The data from “dice_probabilities.dat” has been plotted. You can observe a slight increase of probabilities for the numbers between 7 and 12 due to the pseudo-multi-roll.
The Probability Matrix:
This is a 40×40 table, each row of which will store a copy of the probability chart generated above. It is stored in a way that the element at the j-th column of the i-th row will give the probability of travelling from square number ‘i’ to square number ‘j’ in one turn. This matrix will be referred after each turn to determine where the player will go next (by weighted random generation method).
“Chance”, “Community Chest” and “Go to Jail” have been hard-coded separately to generate their desired results.
Probabilities of each square:
This has been done by playing a game of 10,000,000 turns. The number of times the player stays on each square at the end of his turns has been recorded, and the probabilities have been calculated accordingly.
The data from “square_probabilities.dat” has been plotted.
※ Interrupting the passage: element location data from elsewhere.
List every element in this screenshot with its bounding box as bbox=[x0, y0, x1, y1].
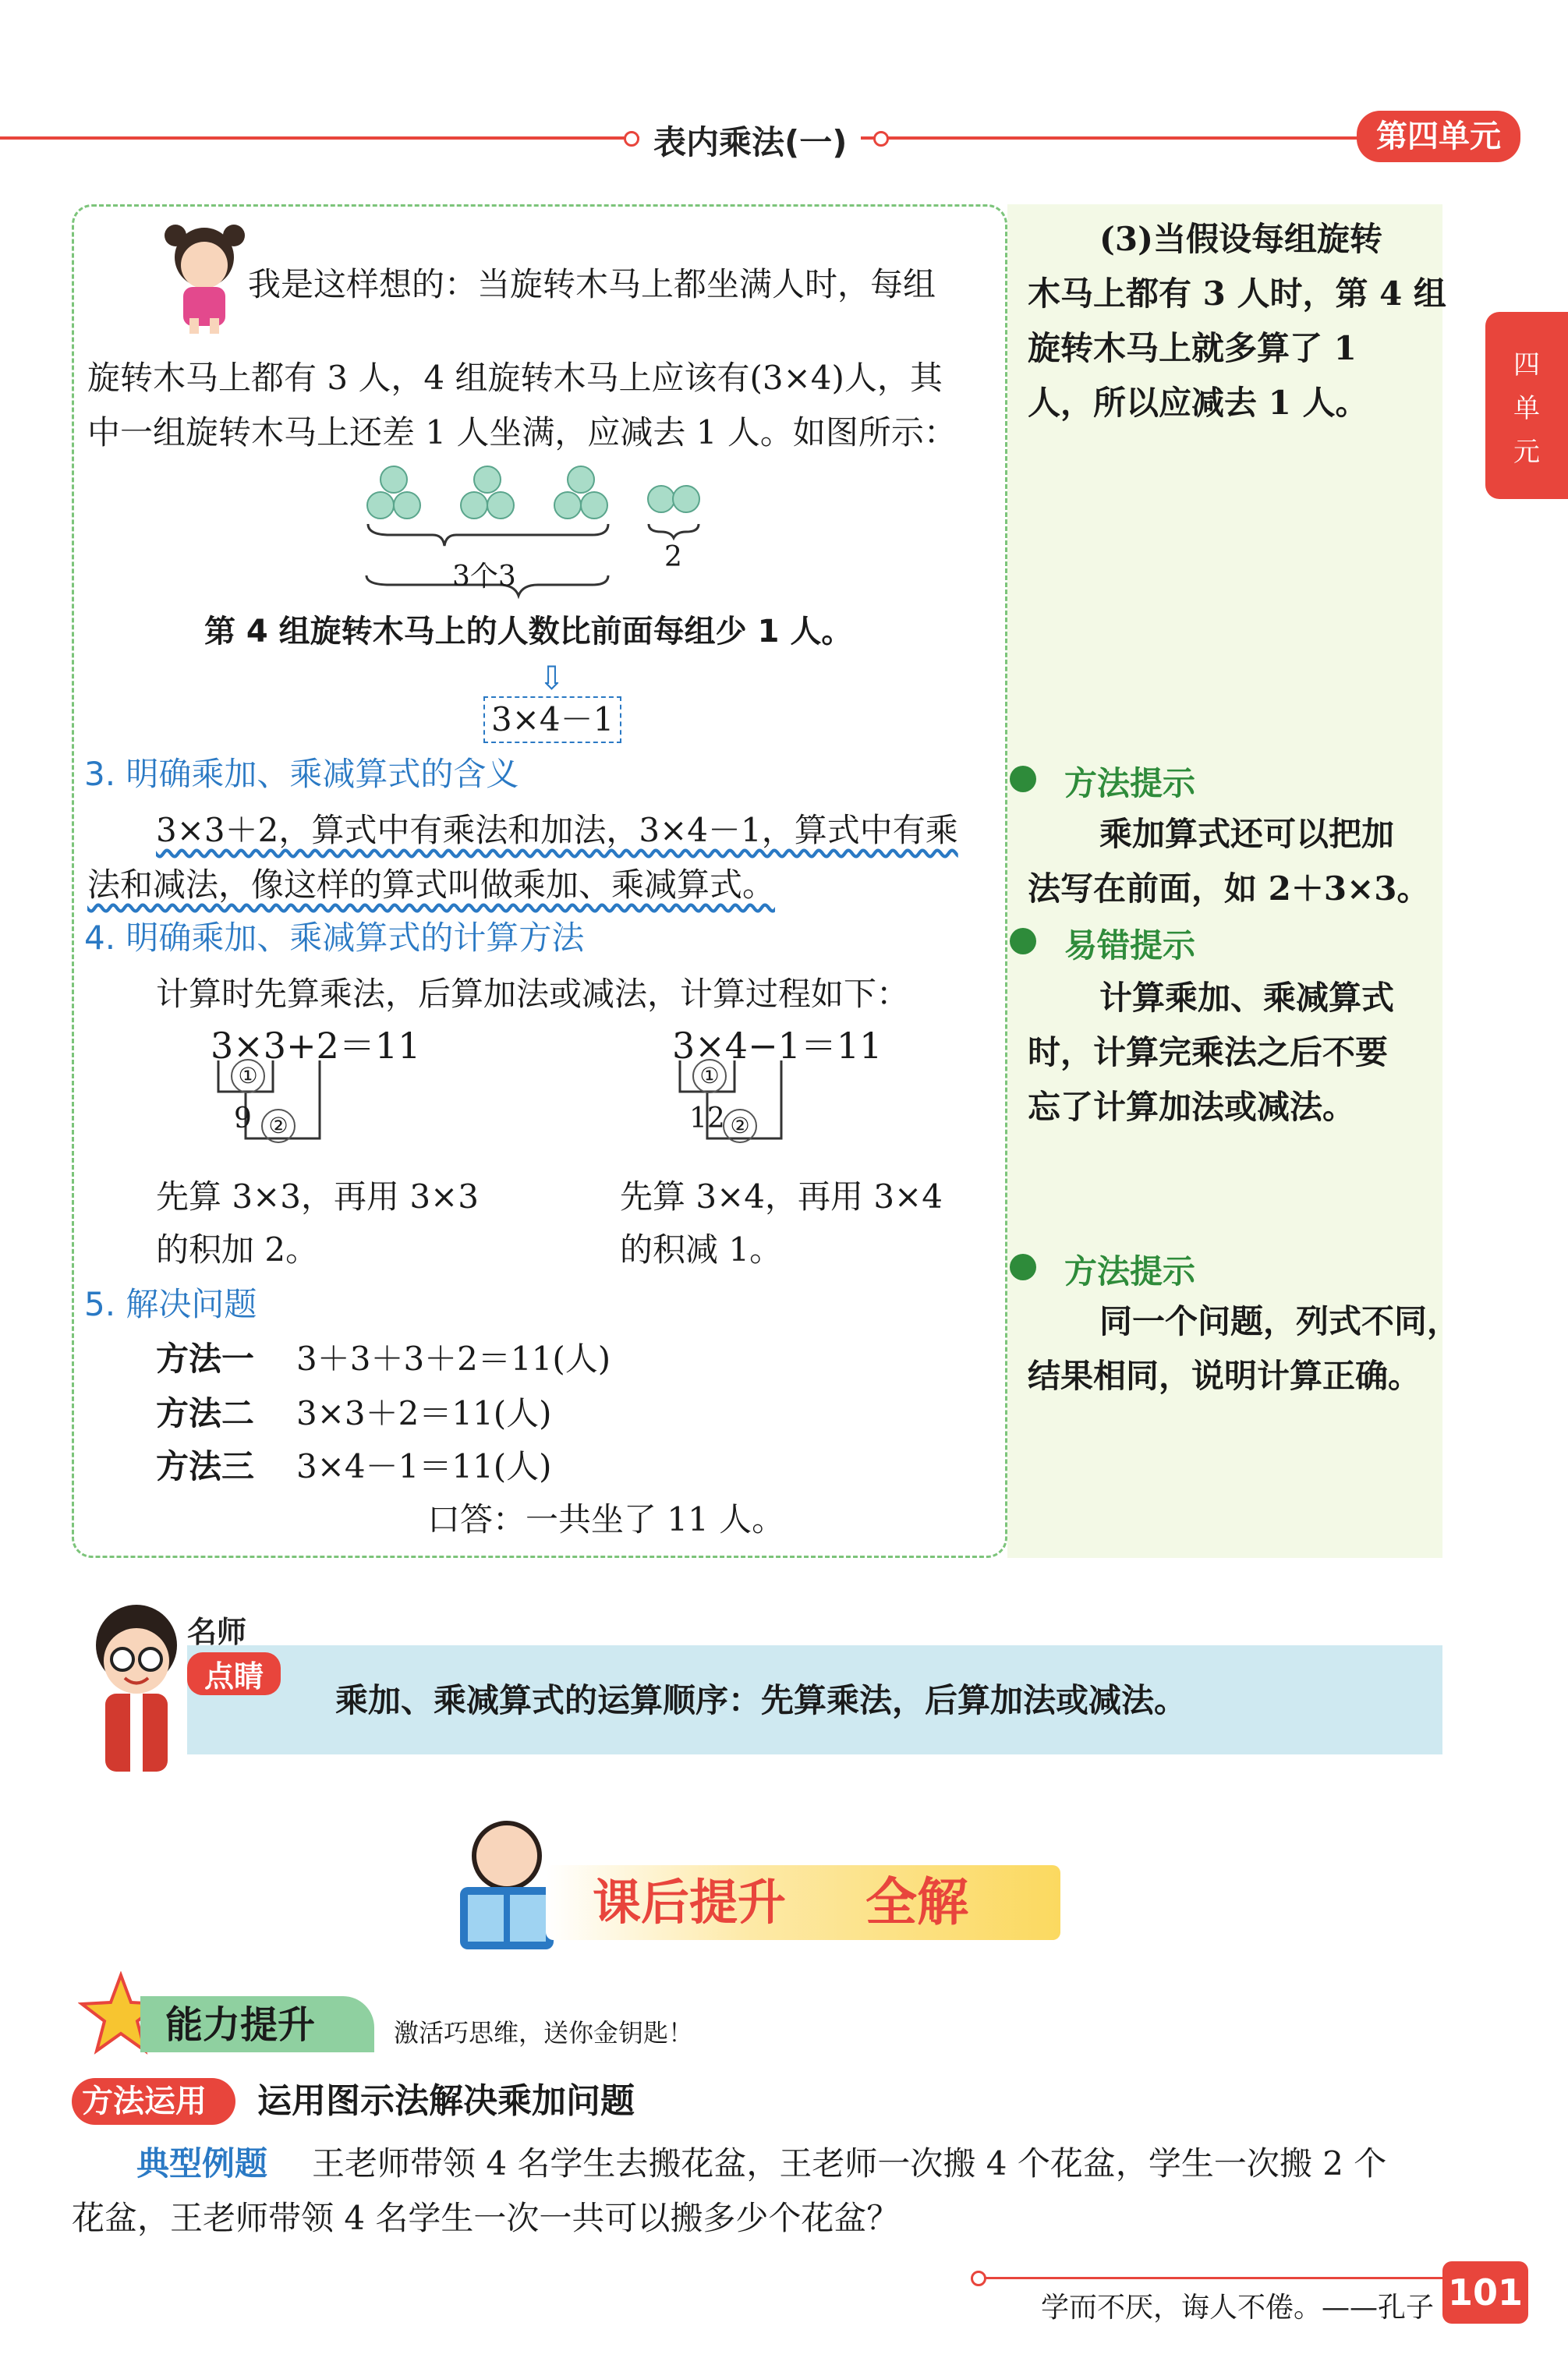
method-2-label: 方法二 bbox=[156, 1394, 255, 1432]
section-5-title: 5. 解决问题 bbox=[84, 1285, 257, 1323]
page-number: 101 bbox=[1442, 2261, 1528, 2324]
tip-1-icon bbox=[1010, 766, 1036, 792]
ability-subtitle: 激活巧思维，送你金钥匙！ bbox=[394, 2018, 694, 2048]
brace-label-2: 2 bbox=[664, 541, 682, 573]
intro-line-3: 中一组旋转木马上还差 1 人坐满，应减去 1 人。如图所示： bbox=[87, 413, 957, 451]
side-unit-tab bbox=[1485, 312, 1568, 499]
step-1-marker: ① bbox=[692, 1059, 727, 1093]
footer-dot bbox=[971, 2271, 986, 2286]
calc-left-note-2: 的积加 2。 bbox=[156, 1230, 319, 1269]
method-3-expr: 3×4－1＝11(人) bbox=[296, 1447, 552, 1485]
down-arrow-icon: ⇩ bbox=[538, 659, 566, 697]
calc-left-step2 bbox=[261, 1109, 296, 1143]
teacher-tip-text: 乘加、乘减算式的运算顺序：先算乘法，后算加法或减法。 bbox=[335, 1681, 1188, 1719]
intro-line-1: 我是这样想的：当旋转木马上都坐满人时，每组 bbox=[248, 265, 936, 303]
grouping-figure bbox=[359, 460, 717, 616]
side-note-3-line-3: 旋转木马上就多算了 1 bbox=[1028, 329, 1357, 367]
tip-1-title: 方法提示 bbox=[1064, 764, 1196, 802]
chapter-title: 表内乘法(一) bbox=[639, 117, 861, 164]
calc-right-expression: 3×4−1＝11 bbox=[672, 1025, 883, 1067]
section-banner-text-b: 全解 bbox=[865, 1872, 968, 1932]
result-expression: 3×4－1 bbox=[483, 696, 621, 743]
tip-1-line-2: 法写在前面，如 2＋3×3。 bbox=[1028, 869, 1430, 908]
example-line-2: 花盆，王老师带领 4 名学生一次一共可以搬多少个花盆？ bbox=[72, 2199, 900, 2237]
side-note-3-line-2: 木马上都有 3 人时，第 4 组 bbox=[1028, 274, 1446, 313]
intro-line-2: 旋转木马上都有 3 人，4 组旋转木马上应该有(3×4)人，其 bbox=[87, 359, 943, 397]
method-2-expr: 3×3＋2＝11(人) bbox=[296, 1394, 552, 1432]
calc-right-step1 bbox=[692, 1059, 727, 1093]
unit-tag: 第四单元 bbox=[1357, 111, 1520, 162]
oral-answer: 口答：一共坐了 11 人。 bbox=[427, 1500, 785, 1538]
calc-left-expression: 3×3+2＝11 bbox=[211, 1025, 421, 1067]
tip-2-title: 易错提示 bbox=[1064, 926, 1196, 965]
step-2-marker: ② bbox=[261, 1109, 296, 1143]
step-1-marker: ① bbox=[231, 1059, 265, 1093]
badge-bottom-text: 点睛 bbox=[187, 1652, 281, 1695]
tip-2-icon bbox=[1010, 928, 1036, 954]
figure-caption: 第 4 组旋转木马上的人数比前面每组少 1 人。 bbox=[204, 614, 853, 650]
calc-left-step1 bbox=[231, 1059, 265, 1093]
calc-right-step2 bbox=[723, 1109, 757, 1143]
teacher-badge bbox=[187, 1608, 304, 1695]
side-note-3-line-4: 人，所以应减去 1 人。 bbox=[1028, 384, 1368, 422]
method-3-label: 方法三 bbox=[156, 1447, 255, 1485]
step-2-marker: ② bbox=[723, 1109, 757, 1143]
brace-label-3x3: 3个3 bbox=[452, 561, 516, 593]
badge-top-text: 名师 bbox=[187, 1615, 247, 1649]
side-tab-label: 四单元 bbox=[1513, 349, 1540, 468]
tip-1-line-1: 乘加算式还可以把加 bbox=[1099, 815, 1395, 853]
section-3-line-2: 法和减法，像这样的算式叫做乘加、乘减算式。 bbox=[87, 866, 776, 904]
side-note-3-line-1: (3)当假设每组旋转 bbox=[1099, 220, 1382, 258]
tip-3-line-2: 结果相同，说明计算正确。 bbox=[1028, 1357, 1421, 1395]
tip-3-icon bbox=[1010, 1254, 1036, 1280]
ability-title: 能力提升 bbox=[165, 2003, 316, 2047]
example-line-1: 王老师带领 4 名学生去搬花盆，王老师一次搬 4 个花盆，学生一次搬 2 个 bbox=[312, 2144, 1387, 2183]
section-3-title: 3. 明确乘加、乘减算式的含义 bbox=[84, 755, 519, 793]
tip-2-line-2: 时，计算完乘法之后不要 bbox=[1028, 1033, 1389, 1071]
header-dot-right bbox=[873, 131, 889, 147]
footer-rule bbox=[982, 2277, 1450, 2279]
footer-quote: 学而不厌，诲人不倦。——孔子 bbox=[1041, 2292, 1435, 2324]
method-use-badge-text: 方法运用 bbox=[82, 2084, 207, 2119]
tip-3-title: 方法提示 bbox=[1064, 1252, 1196, 1290]
calc-left-note-1: 先算 3×3，再用 3×3 bbox=[156, 1177, 479, 1216]
section-banner-text-a: 课后提升 bbox=[593, 1874, 787, 1931]
girl-avatar-icon bbox=[160, 218, 250, 335]
header-dot-left bbox=[624, 131, 639, 147]
section-4-title: 4. 明确乘加、乘减算式的计算方法 bbox=[84, 919, 585, 957]
method-1-expr: 3＋3＋3＋2＝11(人) bbox=[296, 1340, 611, 1378]
example-label: 典型例题 bbox=[136, 2144, 268, 2183]
method-use-title: 运用图示法解决乘加问题 bbox=[257, 2081, 635, 2121]
calc-right-note-1: 先算 3×4，再用 3×4 bbox=[620, 1177, 943, 1216]
method-1-label: 方法一 bbox=[156, 1340, 255, 1378]
section-4-intro: 计算时先算乘法，后算加法或减法，计算过程如下： bbox=[156, 975, 910, 1013]
calc-left-mid: 9 bbox=[234, 1103, 252, 1135]
tip-3-line-1: 同一个问题，列式不同， bbox=[1099, 1302, 1460, 1340]
tip-2-line-3: 忘了计算加法或减法。 bbox=[1028, 1088, 1356, 1126]
section-3-line-1: 3×3＋2，算式中有乘法和加法，3×4－1，算式中有乘 bbox=[156, 811, 958, 849]
calc-right-mid: 12 bbox=[689, 1103, 725, 1135]
calc-right-note-2: 的积减 1。 bbox=[620, 1230, 783, 1269]
tip-2-line-1: 计算乘加、乘减算式 bbox=[1099, 979, 1395, 1017]
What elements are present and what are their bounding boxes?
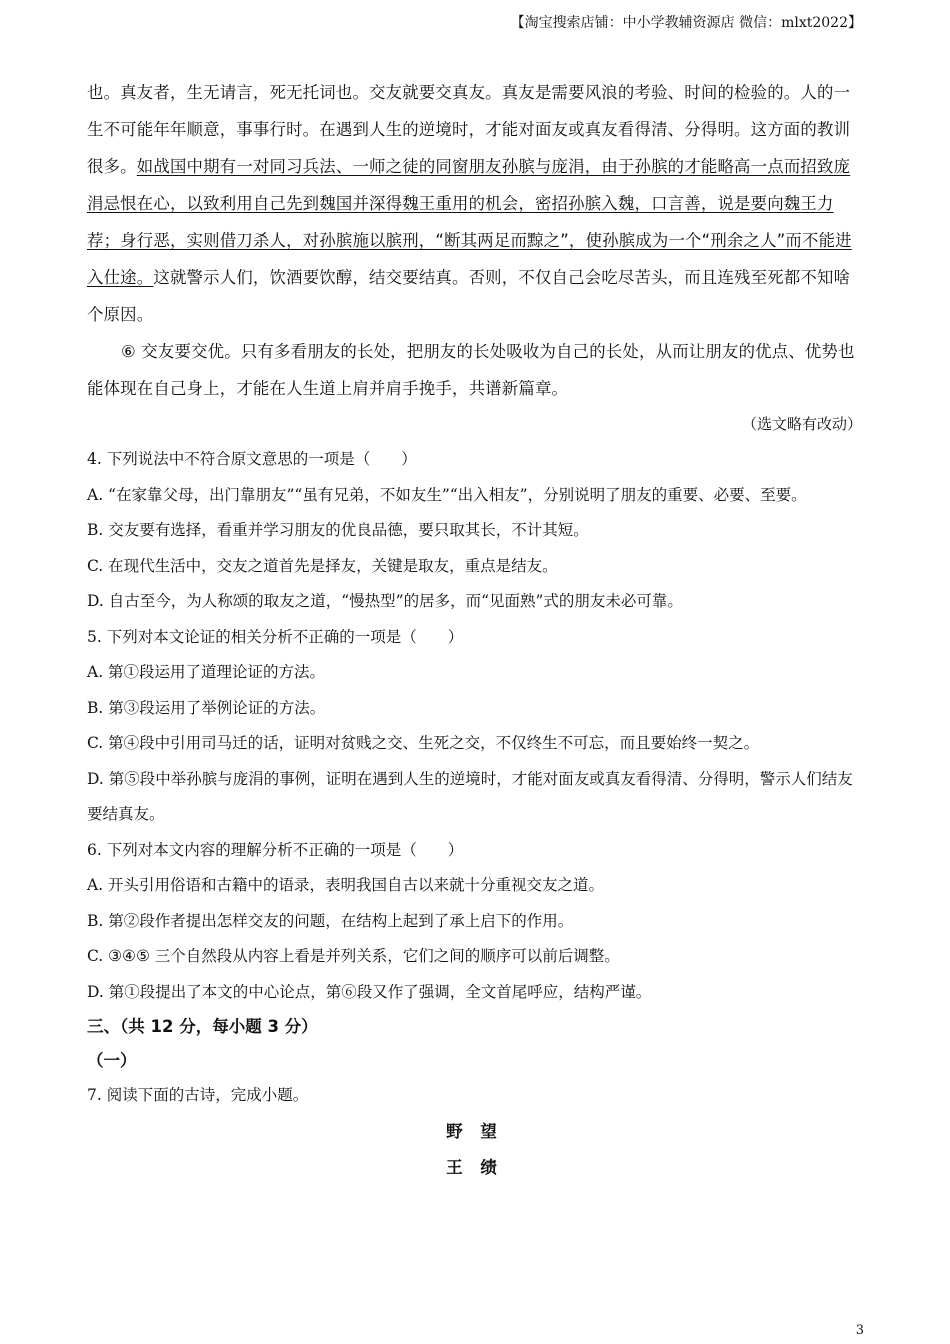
option-b: B. 第②段作者提出怎样交友的问题，在结构上起到了承上启下的作用。 — [87, 911, 574, 930]
option-c: C. ③④⑤ 三个自然段从内容上看是并列关系，它们之间的顺序可以前后调整。 — [87, 947, 620, 965]
question-6 — [87, 833, 862, 1011]
question-stem: 6. 下列对本文内容的理解分析不正确的一项是（ ） — [87, 840, 464, 859]
option-b: B. 交友要有选择，看重并学习朋友的优良品德，要只取其长，不计其短。 — [87, 521, 589, 539]
subsection-title: （一） — [87, 1051, 137, 1070]
option-a: A. 开头引用俗语和古籍中的语录，表明我国自古以来就十分重视交友之道。 — [87, 876, 605, 894]
question-stem: 4. 下列说法中不符合原文意思的一项是（ ） — [87, 450, 417, 468]
section-title: 三、（共 12 分，每小题 3 分） — [87, 1017, 318, 1036]
page-content — [87, 74, 862, 1186]
option-d: D. 第⑤段中举孙膑与庞涓的事例，证明在遇到人生的逆境时，才能对面友或真友看得清、分得明，警示人们结友要结真友。 — [87, 769, 853, 823]
passage-paragraph-6: ⑥ 交友要交优。只有多看朋友的长处，把朋友的长处吸收为自己的长处，从而让朋友的优点、优势也能体现在自己身上，才能在人生道上肩并肩手挽手，共谱新篇章。 — [87, 342, 855, 398]
question-4 — [87, 442, 862, 620]
option-c: C. 在现代生活中，交友之道首先是择友，关键是取友，重点是结友。 — [87, 556, 558, 575]
option-b: B. 第③段运用了举例论证的方法。 — [87, 698, 326, 717]
option-a: A. 第①段运用了道理论证的方法。 — [87, 663, 326, 681]
passage-paragraph-5 — [87, 74, 862, 333]
option-d: D. 自古至今，为人称颂的取友之道，“慢热型”的居多，而“见面熟”式的朋友未必可靠。 — [87, 592, 683, 610]
page-header: 【淘宝搜索店铺：中小学教辅资源店 微信：mlxt2022】 — [510, 15, 862, 31]
underlined-passage: 如战国中期有一对同习兵法、一师之徒的同窗朋友孙膑与庞涓，由于孙膑的才能略高一点而招致庞涓忌恨在心，以致利用自己先到魏国并深得魏王重用的机会，密招孙膑入魏，口言善，说是要向魏王力荐；身行恶，实则借刀杀人，对孙膑施以膑刑，“断其两足而黥之”，使孙膑成为一个“刑余之人”而不能进入仕途。 — [87, 157, 852, 287]
question-5 — [87, 620, 862, 833]
option-c: C. 第④段中引用司马迁的话，证明对贫贱之交、生死之交，不仅终生不可忘，而且要始终一契之。 — [87, 734, 760, 752]
option-a: A. “在家靠父母，出门靠朋友”“虽有兄弟，不如友生”“出入相友”，分别说明了朋友的重要、必要、至要。 — [87, 485, 807, 504]
question-stem: 5. 下列对本文论证的相关分析不正确的一项是（ ） — [87, 627, 464, 646]
question-7-stem: 7. 阅读下面的古诗，完成小题。 — [87, 1086, 309, 1104]
source-note: （选文略有改动） — [741, 415, 862, 433]
option-d: D. 第①段提出了本文的中心论点，第⑥段又作了强调，全文首尾呼应，结构严谨。 — [87, 982, 652, 1001]
poem-title: 野 望 — [446, 1121, 503, 1141]
paragraph-5-text: 也。真友者，生无请言，死无托词也。交友就要交真友。真友是需要风浪的考验、时间的检验的。人的一生不可能年年顺意，事事行时。在遇到人生的逆境时，才能对面友或真友看得清、分得明。这方面的教训很多。 — [87, 83, 851, 176]
poem-author: 王 绩 — [446, 1157, 503, 1177]
paragraph-5-conclusion: 这就警示人们，饮酒要饮醇，结交要结真。否则，不仅自己会吃尽苦头，而且连残至死都不知啥个原因。 — [87, 268, 851, 324]
page-number: 3 — [855, 1323, 864, 1338]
Following observations are crucial:
- The red and orange squares are indeed the best squares on the board in terms of probability of visits. This is due to their location after jail (which draws in players from other parts of the board). The pink squares don’t get that big an advantage from jail, since they’re located too close (the dice probabilities are highest for values between 4 and 10).
- Jail has a drastically high probability because there are many ways of landing in jail. Also, one landing consumes three turns.
- The Chance and Community Chest squares show less probability since they can send the player to different squares within the same turn.
- The Go to Jail has 0 probability since it sends the player to jail.
- The squares with Chance/Community Chest cards have slightly higher probabilities (e.g. Go, Mayfair, Trafalgar Square, Pall Mall, Old Kent Road etc.).
- The squares before “Jail” and after “Go to Jail” have slightly lower probabilities because they’re skipped whenever the player lands on “Go to Jail”.
- “Marylebone station” is the best station and “Water Works” is the better utility.